Who: The Greenhornes
Where and when: Big Day Out, Essential Stage, tomorrow, 12.30pm-1.10pm
Latest album: ****, out now
Since the Greenhornes played the Big Day Out in 2006 - providing one of the day's best sets and earning TimeOut's unofficial "favourite new band" award - Jack Lawrence has recorded two albums each with the Raconteurs and the Dead Weather and toured the world with both.
He also found time to marry photographer girlfriend Jo McCaughey in a double wedding ceremony with Meg White of the White Stripes and her man in May, 2009.
"Tours sure feel longer than they used to be and I kinda wanna head home," he laughs of being a married man on the phone from Nashville, ahead of the band's second Big Day Out appearance tomorrow.
Meanwhile, the other members of the Greenhornes - singer/guitarist Craig Fox and John Bonham-like drummer Patrick Keeler - also did their own thing with Keeler a Raconteur and Fox in a number of bands from his hometown of Cincinnati.
But it's the Greenhornes - the band the friends started way back in 1996 when Lawrence was 19 - where they feel most at home.
"It's made me a lot of who I am," says Lawrence, "and it's a place where we started and where we fell in love with music. It's our history, I think. But fortunately we can go out and play with other people and the Greenhornes will always be there.
"I'm not saying these other [bands] are not family, but going back to the Greenhornes is like returning to your first home. There's a lot of my life that has been in this band and Patrick and Craig are like brothers to me."
And Lawrence also points to the importance of what he calls "song history" between the three of them, be it the rowdy 60s' garage rock of Can't Stand It, the squally melodic groove of Pattern Skies, or the covers they play.

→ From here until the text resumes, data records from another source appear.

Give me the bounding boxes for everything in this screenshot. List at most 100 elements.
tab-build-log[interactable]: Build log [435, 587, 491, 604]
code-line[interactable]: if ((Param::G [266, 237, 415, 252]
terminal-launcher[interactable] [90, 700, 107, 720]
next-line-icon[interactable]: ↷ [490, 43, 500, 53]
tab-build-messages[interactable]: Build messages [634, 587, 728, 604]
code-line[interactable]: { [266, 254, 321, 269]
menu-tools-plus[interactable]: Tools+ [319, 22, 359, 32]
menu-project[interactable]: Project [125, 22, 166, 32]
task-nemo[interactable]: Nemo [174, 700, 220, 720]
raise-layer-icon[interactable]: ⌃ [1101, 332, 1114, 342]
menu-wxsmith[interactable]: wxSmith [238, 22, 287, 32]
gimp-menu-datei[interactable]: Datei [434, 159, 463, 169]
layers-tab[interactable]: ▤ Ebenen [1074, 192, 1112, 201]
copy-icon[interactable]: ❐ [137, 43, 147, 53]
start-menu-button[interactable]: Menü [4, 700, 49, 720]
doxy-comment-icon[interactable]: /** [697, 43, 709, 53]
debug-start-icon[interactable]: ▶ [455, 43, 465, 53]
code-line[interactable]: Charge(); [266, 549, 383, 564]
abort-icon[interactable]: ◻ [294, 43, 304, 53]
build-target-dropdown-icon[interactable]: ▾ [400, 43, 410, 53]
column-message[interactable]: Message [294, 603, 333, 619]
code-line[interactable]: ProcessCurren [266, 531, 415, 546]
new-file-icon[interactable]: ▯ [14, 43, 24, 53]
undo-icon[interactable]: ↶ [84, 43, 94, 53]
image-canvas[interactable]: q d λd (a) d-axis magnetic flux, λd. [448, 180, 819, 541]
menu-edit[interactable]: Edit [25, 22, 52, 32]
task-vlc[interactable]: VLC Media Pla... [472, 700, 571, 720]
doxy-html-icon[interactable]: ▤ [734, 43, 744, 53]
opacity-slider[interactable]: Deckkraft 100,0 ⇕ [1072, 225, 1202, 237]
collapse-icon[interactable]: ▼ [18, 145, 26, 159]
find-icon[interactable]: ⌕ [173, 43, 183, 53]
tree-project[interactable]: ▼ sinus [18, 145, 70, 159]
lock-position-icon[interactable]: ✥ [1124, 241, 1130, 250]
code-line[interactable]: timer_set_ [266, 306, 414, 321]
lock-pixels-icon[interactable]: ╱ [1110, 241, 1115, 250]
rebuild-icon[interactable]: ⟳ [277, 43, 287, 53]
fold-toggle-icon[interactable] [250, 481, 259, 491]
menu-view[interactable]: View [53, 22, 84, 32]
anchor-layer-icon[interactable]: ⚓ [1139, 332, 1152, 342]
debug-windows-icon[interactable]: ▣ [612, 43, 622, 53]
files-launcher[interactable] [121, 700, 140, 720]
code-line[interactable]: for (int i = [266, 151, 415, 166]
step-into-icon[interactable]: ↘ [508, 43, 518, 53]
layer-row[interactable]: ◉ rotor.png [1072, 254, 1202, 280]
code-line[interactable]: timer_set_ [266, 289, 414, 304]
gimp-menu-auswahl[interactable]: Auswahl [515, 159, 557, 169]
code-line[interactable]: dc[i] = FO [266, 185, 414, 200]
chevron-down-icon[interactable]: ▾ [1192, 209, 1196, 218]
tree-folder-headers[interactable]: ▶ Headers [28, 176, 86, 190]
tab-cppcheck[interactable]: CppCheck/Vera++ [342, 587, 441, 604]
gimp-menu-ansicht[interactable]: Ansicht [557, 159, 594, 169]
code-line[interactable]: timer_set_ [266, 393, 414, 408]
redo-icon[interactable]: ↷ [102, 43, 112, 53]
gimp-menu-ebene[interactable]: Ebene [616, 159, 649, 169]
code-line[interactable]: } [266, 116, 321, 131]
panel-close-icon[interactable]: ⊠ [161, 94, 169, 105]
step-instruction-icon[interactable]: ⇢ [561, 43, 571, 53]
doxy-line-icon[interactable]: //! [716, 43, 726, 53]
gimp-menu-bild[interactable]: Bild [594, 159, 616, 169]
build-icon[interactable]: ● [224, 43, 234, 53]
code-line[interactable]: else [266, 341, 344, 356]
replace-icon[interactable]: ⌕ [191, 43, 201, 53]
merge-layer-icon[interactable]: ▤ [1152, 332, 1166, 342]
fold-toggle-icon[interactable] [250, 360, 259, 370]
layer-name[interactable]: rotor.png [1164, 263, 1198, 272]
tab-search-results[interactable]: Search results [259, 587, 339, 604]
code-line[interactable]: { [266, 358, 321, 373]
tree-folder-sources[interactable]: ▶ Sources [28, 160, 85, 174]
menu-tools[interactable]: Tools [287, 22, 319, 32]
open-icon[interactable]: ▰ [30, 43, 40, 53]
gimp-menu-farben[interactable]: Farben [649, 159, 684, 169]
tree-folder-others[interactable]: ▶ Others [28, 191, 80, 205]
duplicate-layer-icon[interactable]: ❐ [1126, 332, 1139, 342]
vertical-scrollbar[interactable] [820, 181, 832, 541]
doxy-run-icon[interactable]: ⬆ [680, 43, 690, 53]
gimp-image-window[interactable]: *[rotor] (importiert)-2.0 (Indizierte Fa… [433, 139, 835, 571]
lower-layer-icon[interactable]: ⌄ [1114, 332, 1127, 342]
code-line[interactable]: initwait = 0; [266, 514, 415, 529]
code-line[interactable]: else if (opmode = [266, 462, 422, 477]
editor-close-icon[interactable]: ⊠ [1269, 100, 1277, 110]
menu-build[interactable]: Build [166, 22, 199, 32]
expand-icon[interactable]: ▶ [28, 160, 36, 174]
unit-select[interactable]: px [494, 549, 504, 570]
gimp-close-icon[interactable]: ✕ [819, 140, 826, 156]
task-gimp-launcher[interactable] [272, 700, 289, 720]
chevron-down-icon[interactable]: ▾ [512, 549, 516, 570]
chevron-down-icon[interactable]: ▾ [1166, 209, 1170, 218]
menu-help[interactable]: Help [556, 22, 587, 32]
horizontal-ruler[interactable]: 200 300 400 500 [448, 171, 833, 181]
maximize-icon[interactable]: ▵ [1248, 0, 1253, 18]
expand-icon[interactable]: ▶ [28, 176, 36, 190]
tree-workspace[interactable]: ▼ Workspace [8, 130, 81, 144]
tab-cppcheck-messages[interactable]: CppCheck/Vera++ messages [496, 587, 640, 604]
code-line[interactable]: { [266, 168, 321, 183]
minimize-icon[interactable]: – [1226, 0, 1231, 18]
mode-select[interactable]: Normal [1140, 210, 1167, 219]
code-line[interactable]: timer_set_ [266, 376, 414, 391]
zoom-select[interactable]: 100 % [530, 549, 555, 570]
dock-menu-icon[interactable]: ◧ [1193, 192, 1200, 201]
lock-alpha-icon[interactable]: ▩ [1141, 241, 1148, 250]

For example, Lawrence says they will always play Lost Woman by the Yardbirds, a band they were influenced by when they were growing up.
"That one will always stick around. It just keeps getting a little longer," laughs Lawrence.
It was a reunion of sorts last year when the Greenhornes got back together after a four year lay-off to record a new album and play live.
"It was like, 'Should we play? Can we remember the old songs?' The paranoia goes to your head a bit. But it was just like riding a bike. It all came back. So much so that it kind of surprised us."
The temporary hiatus came about because the band had toured almost constantly since the late-90s.
"It was more like, 'Okay, let's take a breath from this'. And I was happy to do these other projects and we were all working on other things so it worked out."
And this month their new album, entitled **** (aka Four Stars) was released marking the band's first new material in eight years.
In typical Greenhornes' fashion it moves from stompers like Need Your Love, to the steely, fuzz blues of Underestimator, and the spooky and unhinged Cave Drawings, which starts off beautifully and then goes berserk.
"Yeah, we get a little psychedelic on that one I think. And it's got that kind of tribal mystic thing going on."
Which, if their last Big Day Out performance is anything to go by, is what you can expect from their early afternoon set tomorrow - as well as some good-time beefy thrash and bash rock 'n' roll, of course.